By then, she was a sensation. Elliott recalled Brock Osweiler seeing her the first couple days in the gym and being awed. That was before she scored 39 against Joslyn Tinkle and the rest of the Big Sky Eagles. 

“How do you do that?” Elliott asked. “For her to do that, just on her own.”   

The answer might be where the hoop went up at her Ohio home.   

“She told me where she grew up, the driveway was on a hill,” Elliott said. “She’d practiced free throws and — because she didn’t want to chase the ball down the hill — that the most free throws she made in a row were 144.” 

Another answer is she was enormously gifted, or made from Division I stock — in fact her twin sister Alix was a standout soccer player at Ole Miss. 

Elliott served as her guardian for an official visit to UM and Lady Griz coach Robin Selvig. 

“He said, ‘We would love you to come and join us,’" Elliott recalled. “‘When I saw what you did against Tinkle and Big Sky, that definitely caught my attention.’" 

Like a lot of walk-ons before and since, Hildal didn’t stay.   

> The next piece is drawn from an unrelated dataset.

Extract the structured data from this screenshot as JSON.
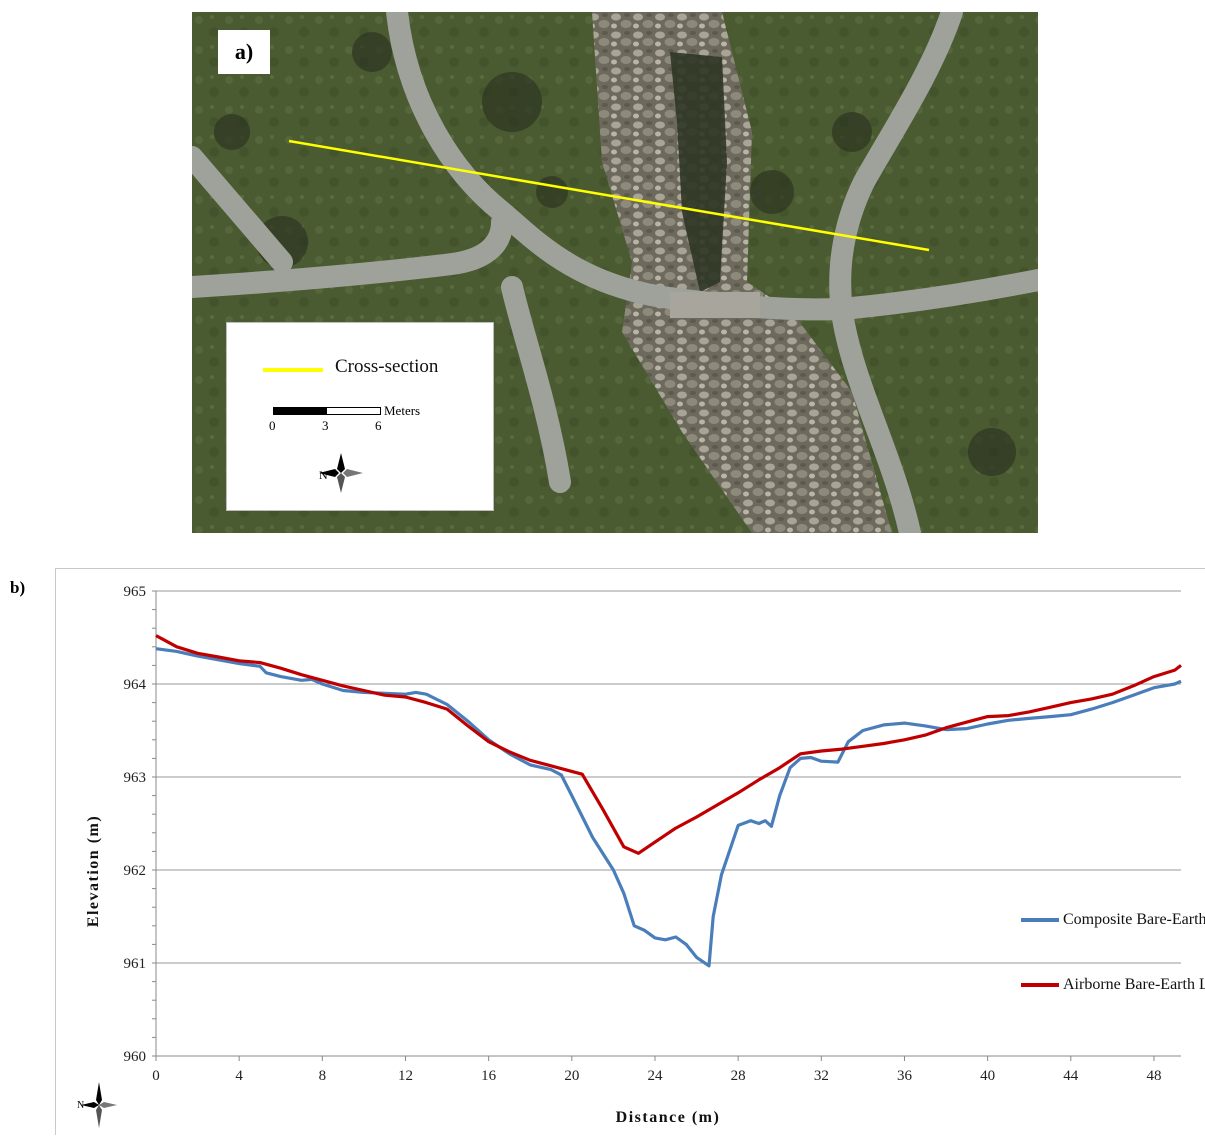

Hildal had tried her hand at mixed martial arts and according to some Facebook posts from friends and fellow fighters, was set to make her professional debut. 

Elliott noted she was involved with the Society for the Prevention of Cruelty to Animals, but that contact with his former player had gotten more sporadic. Same with her parents, who’d thanked him profusely for his role in her time at Flathead. 

“Just a really gifted athlete, and gifted academically,” Elliott said. “She loved basketball and she loved ketchup. We’d go to restaurants, and she'd devour those little packets. And her tongue was always hanging out on free throws.” 

Elliott, not for the first time, became emotional. 

“She fought through some very unfortunate things that began with that accident,” he said. “If you’re coaching, you’re a parent, you’re a teacher. ... Just listen to the kids you’re involved with. Don’t judge. I learned a long time ago, give them time and space, let them play. Give them a hug after the game. I wish I could give Kelsey a hug right now."